Intratesticular spermatozoa retention

סוג הפרסום: מאמר בכתב עת
פורסם ע"י: אבי רוזנשטראוך , Weil, S., A.A. Degen, A. Rosenstrauch and M. Friedlander
שנת הוצאה: 1996
שם הספר/כתב העת: Journal of Experimental Zoology
שם המאמר: Intratesticular spermatozoa retention in low fertility ageing rooster is related to malformation of Sertoli cell ectoplasmic specializations
עמודים: 317-325
מספר גיליון: 275

Abstract

Fertility of domestic roosters kept under unnatural and constant conditions, peaks to 96% at 32 weeks of age and subsequently declines rapidly to 17% at 110 weeks of age. This decline in fertility is concomitant with: (1) a reduction in the number and concentration of spermatozoa in ejaculates, and (2) an increment in the population of Sertoli cell-late spermatid complexes in seminiferous tubules. Impaired spermiation resulting in the retention of spermatozoa by Sertoli cells appears to be the cause of the decline in fertility. We studied the relation between low fertility in ageing roosters and the status of Sertoli cell components, in particular those linked to spermatid disengagement, namely the ectoplasmic specializations surrounding the acrosomes.

We found that the most prominent ultrastructural alterations of Sertoli cells in low (70 week) and in extremely low (110 week) fertility roosters were poorly formed actin-like filaments in the ectoplasmic specializations and the persistence of abundant secondary lysosomes. Other alterations included: (1) the reduction of cytoplasm volume and an increment in its electron-opacity; (2) the shortening of smooth endoplasmic reticulum strips; and (3) the appearance of more abundant, elongated mitochondria.

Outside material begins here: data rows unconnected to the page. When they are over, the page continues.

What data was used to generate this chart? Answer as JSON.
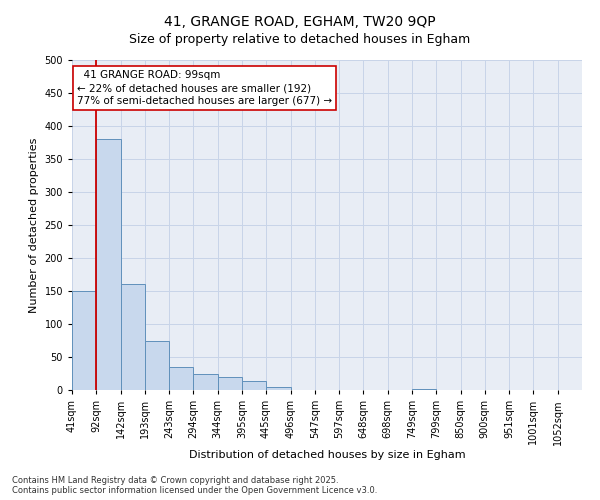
{
  "title1": "41, GRANGE ROAD, EGHAM, TW20 9QP",
  "title2": "Size of property relative to detached houses in Egham",
  "xlabel": "Distribution of detached houses by size in Egham",
  "ylabel": "Number of detached properties",
  "bin_labels": [
    "41sqm",
    "92sqm",
    "142sqm",
    "193sqm",
    "243sqm",
    "294sqm",
    "344sqm",
    "395sqm",
    "445sqm",
    "496sqm",
    "547sqm",
    "597sqm",
    "648sqm",
    "698sqm",
    "749sqm",
    "799sqm",
    "850sqm",
    "900sqm",
    "951sqm",
    "1001sqm",
    "1052sqm"
  ],
  "bin_edges": [
    41,
    92,
    142,
    193,
    243,
    294,
    344,
    395,
    445,
    496,
    547,
    597,
    648,
    698,
    749,
    799,
    850,
    900,
    951,
    1001,
    1052
  ],
  "values": [
    150,
    380,
    160,
    75,
    35,
    25,
    20,
    13,
    5,
    0,
    0,
    0,
    0,
    0,
    2,
    0,
    0,
    0,
    0,
    0
  ],
  "bar_facecolor": "#c8d8ed",
  "bar_edgecolor": "#6090bb",
  "bar_linewidth": 0.7,
  "red_line_color": "#cc0000",
  "red_line_x": 92,
  "annotation_line1": "  41 GRANGE ROAD: 99sqm",
  "annotation_line2": "← 22% of detached houses are smaller (192)",
  "annotation_line3": "77% of semi-detached houses are larger (677) →",
  "annot_facecolor": "#ffffff",
  "annot_edgecolor": "#cc0000",
  "ylim": [
    0,
    500
  ],
  "yticks": [
    0,
    50,
    100,
    150,
    200,
    250,
    300,
    350,
    400,
    450,
    500
  ],
  "grid_color": "#c8d4e8",
  "bg_color": "#e8edf5",
  "title1_fontsize": 10,
  "title2_fontsize": 9,
  "axis_label_fontsize": 8,
  "tick_fontsize": 7,
  "annot_fontsize": 7.5,
  "footnote1": "Contains HM Land Registry data © Crown copyright and database right 2025.",
  "footnote2": "Contains public sector information licensed under the Open Government Licence v3.0.",
  "footnote_fontsize": 6
}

We suggest that the ultrastructural modifications in Sertoli cells of low and extremely low fertility roosters are related to changes in the hormonal profile which lead to the impairment (1) of spermiation by severing the formation of actin-like filaments, resulting in superabundance of Sertoli cell-late spermatids complexes and, consequently, spermatozoa retention, and (2) cryptocrinal regulation of Sertoli cells causing the cessation of lysosomal cyclicity and, consequently, the accumulation of lysosomes.